In the section on “Helpful Hints”, the author discusses on the following points:

a. He explicitly denies the usage of stainless steel and aluminium pans for cooking purposes. They were used only for boiling things (Oh! My God; we use these metallic utensils for cooking in the contemporary times).

b. Different kinds of utensils used are –

dekhchi-pot kind of utensil used for cooking meats

tapeli-broad utensil used for cooking and boiling rice and curries

kadhai-deep and large pan.

Pressure Cookers-for preparing dishes from lentils, rice and to tenderize hard meats like trotters

c. Differences between

i)bhunao is the process of cooking ground spices in little amount of oil, at high temperatures and adding small quantities of water after few minutes

ii) Baghar meaning tempering or seasoning

iii) Dhugar means smoking technique

iv) Dum means cooking on low flame and the utensil is covered with lid and sealed with dough

v) Kalia is a curry prepared with water or milk

vi) Korma is a curry prepared with ghee or oil

vii)”do pyaza” means cooking with some vegetable like cauliflower, green peas,potato, etc.

d) Details had been discussed with respect to the quantities used for preparing pastes, seasoning or for enhancing the taste of a particular dish.

The weak points of the book are:

a) The recipes are not exclusively from Sailana only.

b) The author mentions about other recipes from other regions also like Rajasthan, Bhopal, Delhi, Jhabua, Kashmir, Persia, Nepal, Hyderabad, etc. They are 24 in number.

c) The recipes shared for the dishes prepared from the flesh of hunted animals are confined to rabbits and wild boars. During those days, the hunting of animals was not restricted to these animals only. The recipes for other dishes are not mentioned in the book.

d) There are other exotic dishes from other royal families across India. Why they were not mentioned? I am wondering about other dishes from the royal kitchens of Lucknow, Gujarat, Jammu, Karnataka, Kerala, Tamil Nadu and Bengal which are worth mentioning in the book(may be in the footnotes).

e) The sections on recipes for the snacks, salads, chutneys, curd preparations, pickles and soups are missing in the book. Apart from this, there are various dishes prepared separately in each and every season. This is not mentioned anywhere in the book.

f) In the photographs, three to four dishes are placed and clicked together in the book. This was not really good. The colors of the dish depicts haziness and not very appealing to the eyes.

The excellent points to be noticed in the book are:

a) The sections are divided as per the themes and sub-themes in the book.

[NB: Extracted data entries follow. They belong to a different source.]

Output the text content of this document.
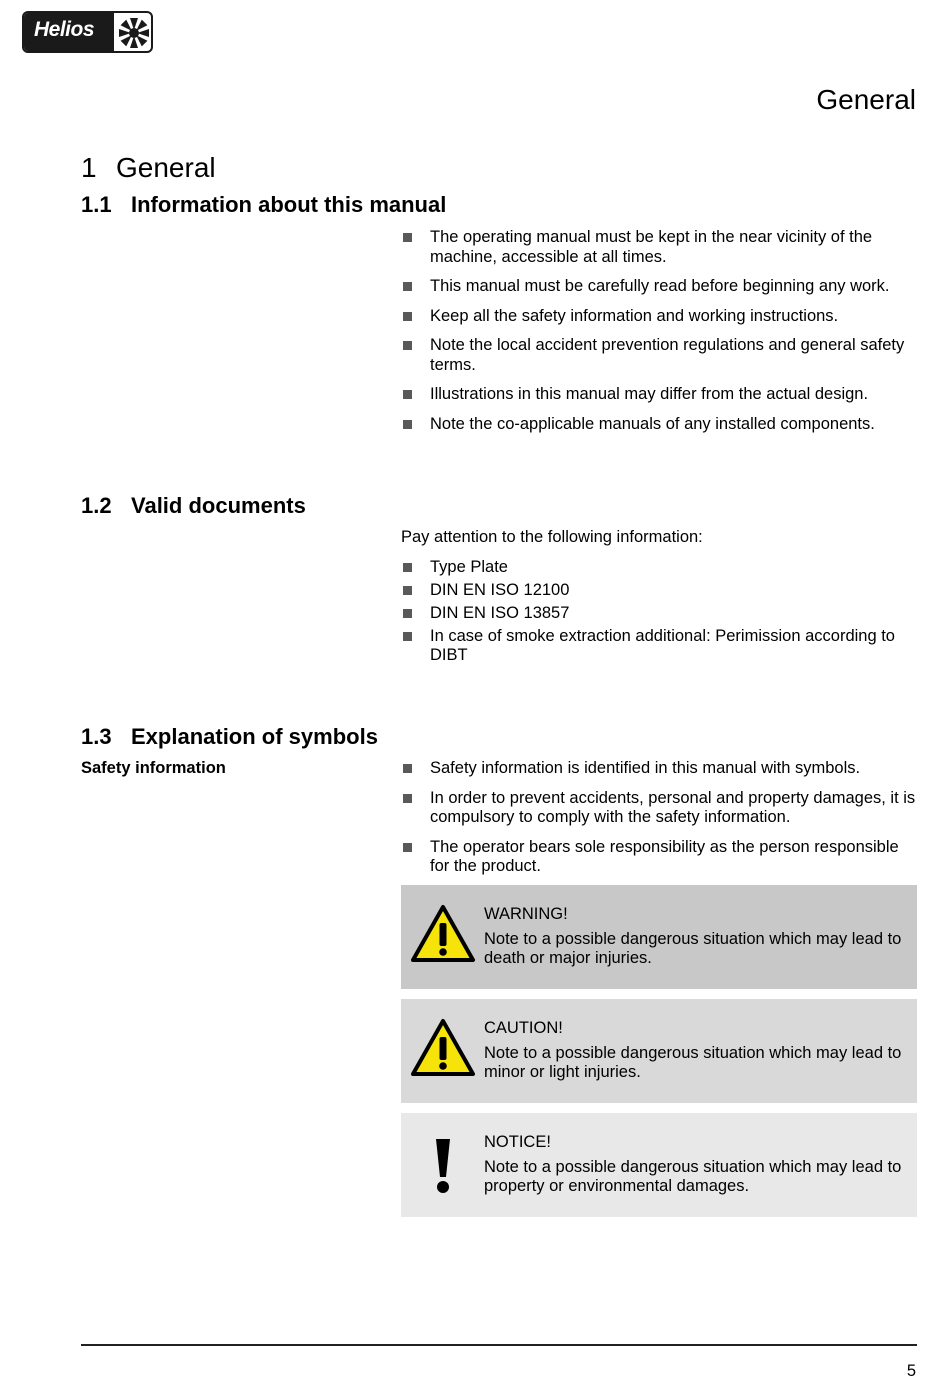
Helios
General
1 General
1.1 Information about this manual
The operating manual must be kept in the near vicinity of the machine, accessible at all times.
This manual must be carefully read before beginning any work.
Keep all the safety information and working instructions.
Note the local accident prevention regulations and general safety terms.
Illustrations in this manual may differ from the actual design.
Note the co-applicable manuals of any installed components.
1.2 Valid documents

Pay attention to the following information:

Type Plate
DIN EN ISO 12100
DIN EN ISO 13857
In case of smoke extraction additional: Perimission according to DIBT
1.3 Explanation of symbols
Safety information	Safety information is identified in this manual with symbols.
In order to prevent accidents, personal and property damages, it is compulsory to comply with the safety information.
The operator bears sole responsibility as the person responsible for the product.
WARNING!
Note to a possible dangerous situation which may lead to death or major injuries.
CAUTION!
Note to a possible dangerous situation which may lead to minor or light injuries.
NOTICE!
Note to a possible dangerous situation which may lead to property or environmental damages.
5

b) Minute details about the preparation of the dish have been pointed out in the recipes.

c) Meanings of certain words have been given from the side of the author.

d) Photographs are given in good number in the book (though not upto the mark).

e) Some of the rare recipes are shared in the book like mutton ke dahi badas (mutton dumplings placed in the curd), porridge prepared with garlic, etc.